Two of the three officers are now retired. They are Colin Black and Bob Lambert, and they face charges of discreditable conduct.
Lambert is already under scrutiny in many other aspects of the secret policing scandal. As an undercover officer he co-wrote the McLibel leaflet that led to the longest trial in English history at which undercover police involvement was never revealed. He was named in Parliament as the person who placed a timed incendiary device in a Debenham’s store, a charge he has strenuously denied. He fathered a child with one of the activists he targeted and abandoned them both when his deployment ended. He later ran undercover operations, overseeing the deployment of several other exposed controversial officers.

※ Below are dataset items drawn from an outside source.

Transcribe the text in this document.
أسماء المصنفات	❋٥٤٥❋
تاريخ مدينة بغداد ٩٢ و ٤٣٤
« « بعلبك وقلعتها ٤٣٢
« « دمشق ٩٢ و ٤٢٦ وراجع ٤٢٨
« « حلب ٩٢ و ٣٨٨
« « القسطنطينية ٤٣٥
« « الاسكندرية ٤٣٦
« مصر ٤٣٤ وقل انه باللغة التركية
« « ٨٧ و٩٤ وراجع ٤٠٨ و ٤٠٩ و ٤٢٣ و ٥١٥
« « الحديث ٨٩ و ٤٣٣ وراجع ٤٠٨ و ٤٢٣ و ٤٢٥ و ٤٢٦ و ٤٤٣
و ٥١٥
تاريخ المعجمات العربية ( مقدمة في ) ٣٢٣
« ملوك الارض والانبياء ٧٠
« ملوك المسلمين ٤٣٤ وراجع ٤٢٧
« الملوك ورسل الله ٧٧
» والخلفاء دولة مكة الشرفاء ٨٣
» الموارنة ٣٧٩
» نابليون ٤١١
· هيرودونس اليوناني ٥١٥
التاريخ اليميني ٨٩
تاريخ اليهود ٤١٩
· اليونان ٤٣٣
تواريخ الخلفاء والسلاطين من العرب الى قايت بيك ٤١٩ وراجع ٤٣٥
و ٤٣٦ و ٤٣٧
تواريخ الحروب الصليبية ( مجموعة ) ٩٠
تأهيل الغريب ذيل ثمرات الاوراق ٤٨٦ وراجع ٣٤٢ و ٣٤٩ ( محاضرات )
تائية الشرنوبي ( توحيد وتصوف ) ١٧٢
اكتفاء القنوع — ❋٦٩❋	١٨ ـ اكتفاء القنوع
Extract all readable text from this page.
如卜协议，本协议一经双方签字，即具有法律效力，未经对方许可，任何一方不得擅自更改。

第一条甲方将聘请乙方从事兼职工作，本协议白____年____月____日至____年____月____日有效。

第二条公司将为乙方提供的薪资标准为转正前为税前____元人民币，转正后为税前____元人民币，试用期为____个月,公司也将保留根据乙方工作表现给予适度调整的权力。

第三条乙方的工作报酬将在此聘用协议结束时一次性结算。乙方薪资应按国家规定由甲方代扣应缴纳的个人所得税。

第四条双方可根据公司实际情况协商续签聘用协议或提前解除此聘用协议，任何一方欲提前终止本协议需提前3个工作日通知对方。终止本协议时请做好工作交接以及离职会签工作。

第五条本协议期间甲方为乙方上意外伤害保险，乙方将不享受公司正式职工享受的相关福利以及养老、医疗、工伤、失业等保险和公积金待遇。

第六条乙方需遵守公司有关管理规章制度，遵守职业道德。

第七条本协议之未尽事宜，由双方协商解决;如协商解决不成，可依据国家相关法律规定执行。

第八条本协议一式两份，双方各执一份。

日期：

The third officer is Commander Richard Walton. As well as discreditable conduct, he faces allegations of breaches of honesty and integrity.
He was an acting Detective Inspector in 1998, but by this year he had risen to be head of the Metropolitan Police’s Counter Terrorism Command, the unit that has current responsibility for the secret police who would formerly have been employed by the Special Demonstration Squad (SDS) or National Public Order Intelligence Unit (NPOIU). Walton was moved from the post immediately after the Ellison report was published in March.
Whilst any exposure of wrongdoing and accountability for those culpable is welcome, it cannot be a parcelling off that lets anyone claim the issue has been dealt with. Any findings must be part of the material for one overarching, credible, rigorous, open public inquiry into Britain’s Secret Police.